In the case that we have $43$ identical cookies, and $12$ people total (which includes the professor) and we are looking to use all of the cookies, we try to reword the question into a more mathematical context that we are (hopefully) more familiar with.
Let $x_1,x_2,\dots,x_{12}$ be the number of cookies that the first person, second person, etc... receive respectively. (for example, $x_1$ is number of cookies student1 gets, $x_2$ is number of cookies student2 gets,...). By the fact that we are told we want to use all of the cookies, that implies that $x_1+x_2+\dots+x_{12}=43$ and furthermore that each of the $x_i$ are non-negative integers.

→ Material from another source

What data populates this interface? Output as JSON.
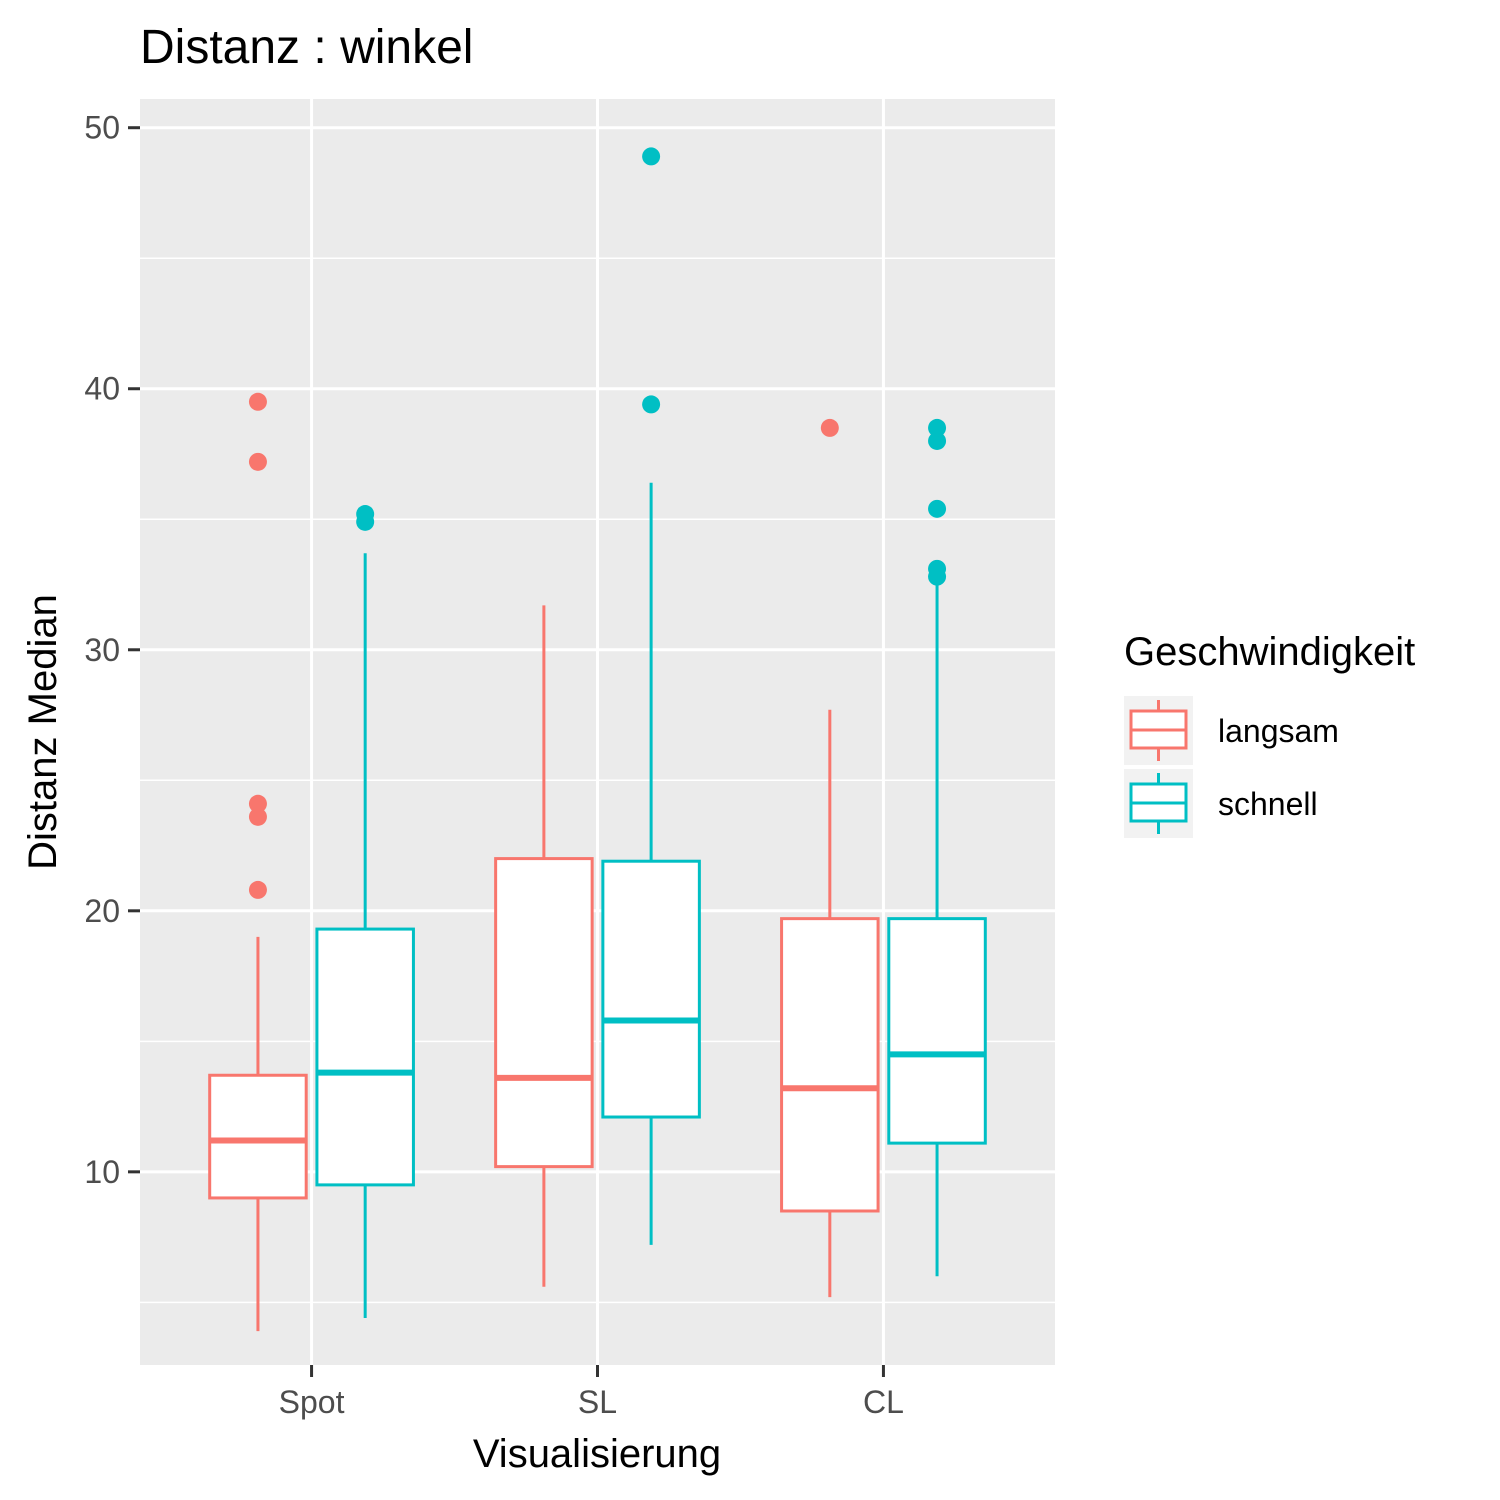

In the first problem, we want to ensure that everyone gets at least one cookie, i.e. that $1\leq x_i$ for each $i$. This implies the system of equations:
$$\begin{cases} x_1+x_2+x_3+\dots+x_{12}=43\\ 1\leq x_1\\ 1\leq x_2\\ \vdots\\ 1\leq x_{12}\end{cases}$$
Depending on how you were taught, this might be the well known form of the problem that you should have memorized and you can jump straight to the answer. I personally learned the answer to the form where the lower bound is $0$ for every variable instead of $1$ for each lower bound. To transform it into where zero is the lower bound for everything, make a change of variable, setting $y_i=x_i-1$ for each $i$ giving the system:
$$\begin{cases}y_1+y_2+y_3+\dots+y_{12}=31\\ 0\leq y_1\\ 0\leq y_2\\ \vdots\\ 0\leq y_{12}\end{cases}$$
Regardless which form you are more comfortable with, we know from earlier example that the number of integer solutions to the system is $\binom{31+12-1}{12-1}=\binom{42}{11}$
In the case that we do not require that all of the cookies be used, we include an extra variable for the system, $x_{13}$, where $x_{13}$ represents the number of unused cookies.
That is to say, the number of solutions to the system $\begin{cases}x_1+x_2+\dots+x_{12}\color{red}{\leq} 43\\ 1\leq x_1\\ 1\leq x_2\\\vdots\\1\leq x_{12}\end{cases}$
is the same as the number of solutions to the system $\begin{cases}x_1+x_2+\dots+x_{12}+\color{red}{x_{13}=}43\\1\leq x_1\\ 1\leq x_2\\ \vdots\\ 1\leq x_{12}\\ 0\leq x_{13}\end{cases}$
Approach similarly by making a change of variable to put this into a well known form and arrive at a conclusion.
For the second part of the question, approach similarly to the first part, but the lowerbounds will be different. Letting professor grumble be the "first person", we have the system $\begin{cases} x_1+x_2+\dots+x_{12} \color{red}{=~\text{or}~\leq}43&\color{red}{\text{depending on interpretation}}\\ 1\leq x_1\\ 2\leq x_2\\ 2\leq x_3\\ \vdots\\ 2\leq x_{12}\end{cases}$
For information on why the number of solutions to the system $\begin{cases} x_1+x_2+\dots+x_k = N\\ 0\leq x_1\\ 0\leq x_2\\ \vdots \\ 0\leq x_k\end{cases}$ is equal to $\binom{N+k-1}{k-1}$, see this answer.
The short version is that you can describe any way of distributing the cookies as an arrangement of stars and bars. $\circ\mid\circ\circ\circ\mid\circ\circ\mid\mid\circ\circ\dots$ for example would correspond to the first person getting one cookie, the second person getting three cokies, the third person getting two cookies, the fourth person getting no cookies, etc...
That is, we can place dividers between the cookies, and depending on where the dividers are, we split up the cookies that way between the people. We need to use one fewer divider than the number of people (in the case that all cookies must be used, or the same number of dividers as people in the case that we can have leftover cookies). By choosing the locations of the dividers, we get the total number of arrangements.
Some people as mentioned learned how to count the solutions to the system with the lower bound being $1$ in every case before learning how to count with the lower bound being $0$ in every case. (Even @AndréNicolas learned it this other way). Read the linked comments for some more info on how to justify that interpretation.